FDA makes changes to food labels
March 28, 2014
Food labels are about to change in order to better adjust to American society.
According to USA Today’s Kim Palmer, First Lady Michelle Obama announced the FDA’s planned changes on Thursday, February 27.
These labels will make calorie counts more obvious, serving sizes more accurate, and the added sugars more noticeable.
This announcement was made in conjunction with the anniversary of Obama’s Let’s Move Campaign.
Food labels were last updated in the early 1990s when the American diet was not as widely speculated as it is today.
There will be two versions of the FDA’s labels released for the public and manufacturers to comment on for 90 days. Then, the manufacturers will have two years to adjust their products’ labels to the standards of the new labels.
Simpson Coordinator of Campus Health and Wellness Rita Audlehelm said as long as the new labels “make something simpler for people, you can’t go wrong with that.”

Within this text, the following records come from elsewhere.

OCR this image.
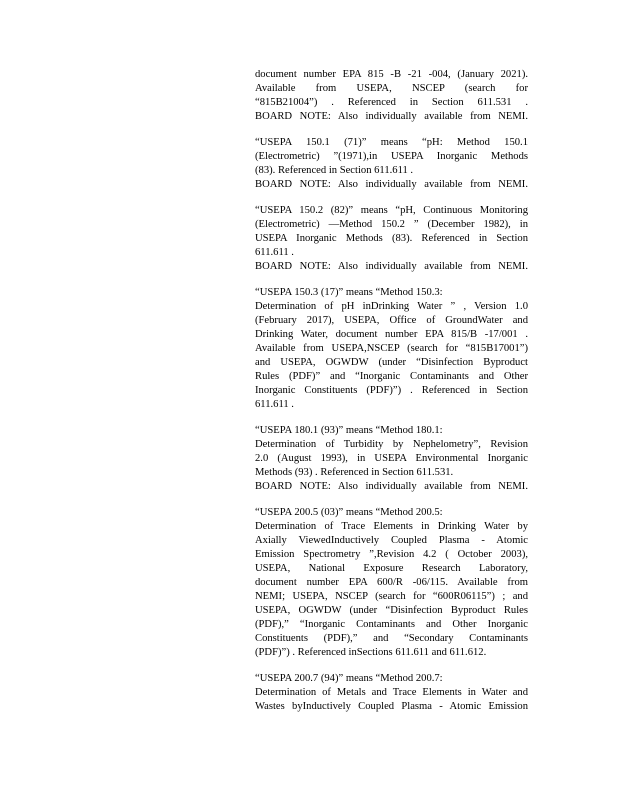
document number EPA 815 -B -21 -004, (January 2021).
Available from USEPA, NSCEP (search for
“815B21004”) . Referenced in Section 611.531 .
BOARD NOTE: Also individually available from NEMI.
“USEPA 150.1 (71)” means “pH: Method 150.1
(Electrometric) ”(1971),in USEPA Inorganic Methods
(83). Referenced in Section 611.611 .
BOARD NOTE: Also individually available from NEMI.
“USEPA 150.2 (82)” means “pH, Continuous Monitoring
(Electrometric) —Method 150.2 ” (December 1982), in
USEPA Inorganic Methods (83). Referenced in Section
611.611 .
BOARD NOTE: Also individually available from NEMI.
“USEPA 150.3 (17)” means “Method 150.3:
Determination of pH inDrinking Water ” , Version 1.0
(February 2017), USEPA, Office of GroundWater and
Drinking Water, document number EPA 815/B -17/001 .
Available from USEPA,NSCEP (search for “815B17001”)
and USEPA, OGWDW (under “Disinfection Byproduct
Rules (PDF)” and “Inorganic Contaminants and Other
Inorganic Constituents (PDF)”) . Referenced in Section
611.611 .
“USEPA 180.1 (93)” means “Method 180.1:
Determination of Turbidity by Nephelometry”, Revision
2.0 (August 1993), in USEPA Environmental Inorganic
Methods (93) . Referenced in Section 611.531.
BOARD NOTE: Also individually available from NEMI.
“USEPA 200.5 (03)” means “Method 200.5:
Determination of Trace Elements in Drinking Water by
Axially ViewedInductively Coupled Plasma - Atomic
Emission Spectrometry ”,Revision 4.2 ( October 2003),
USEPA, National Exposure Research Laboratory,
document number EPA 600/R -06/115. Available from
NEMI; USEPA, NSCEP (search for “600R06115”) ; and
USEPA, OGWDW (under “Disinfection Byproduct Rules
(PDF),” “Inorganic Contaminants and Other Inorganic
Constituents (PDF),” and “Secondary Contaminants
(PDF)”) . Referenced inSections 611.611 and 611.612.
“USEPA 200.7 (94)” means “Method 200.7:
Determination of Metals and Trace Elements in Water and
Wastes byInductively Coupled Plasma - Atomic Emission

The major changes in the new labels include:
- calorie counts in large bolder prints than the othe facts
- grams of added sugar will be shown
- serving sizes will reflect more realistically the larger serving sizes that people eat based on studies
- the labels will list vitamin D and potassium instead of vitamins A and C because of the concerns and deficiencies in today’s diets
Simpson Campus Nurse Katie Lee said, “they took out calories from fat because nobody really knew what that meat. You almost had to have a calculator and be a dietitian to really get some of those things.”
In addition, foods and drinks that people usually consume all at once will be labeled as single servings, such as a 20-ounce bottles of pop. However, the FDA is not saying that people should eat and drink larger servings. Serving sizes on food packages are not the recommended portions. Also, the added sugar will show which sugar comes from the actual food and what sugar has been added as a sweetener.
“It is a step in the right direction. I think eventually I would like to see them adding a special area for natural ingredients, like Red 40,” Lee said.
Many people are concerned whether the changes will actually lead more people to use the information on the label to control their diets.
Audlehelm said, “there are always turn over problems when switching to a new label.”
Audlehelm, who was just on a spring break trip with a group of students, noticed many of her students reading the labels before consuming food. “I think a lot of people are label readers,” she said.
Recently the U.S. Department of Agriculture did a study and found that 42 percents of working-age adults and 57 percent of older adults say they use the nutrition facts panel “always or most of the time.”
“It will even help non-label readers become label readers because they are really trying to simplify it,” Lee said. “It is going to make companies accountable because they have to reveal what other additional stuff they are putting in their products.”
The FDA said they hope that the labeling changes will motivate the food industry to recreate many products.
“I don’t think it will make a big difference in the beginning, but I think it will take time. Overall, it will help,” Lee said. “It’s about education the consumer.”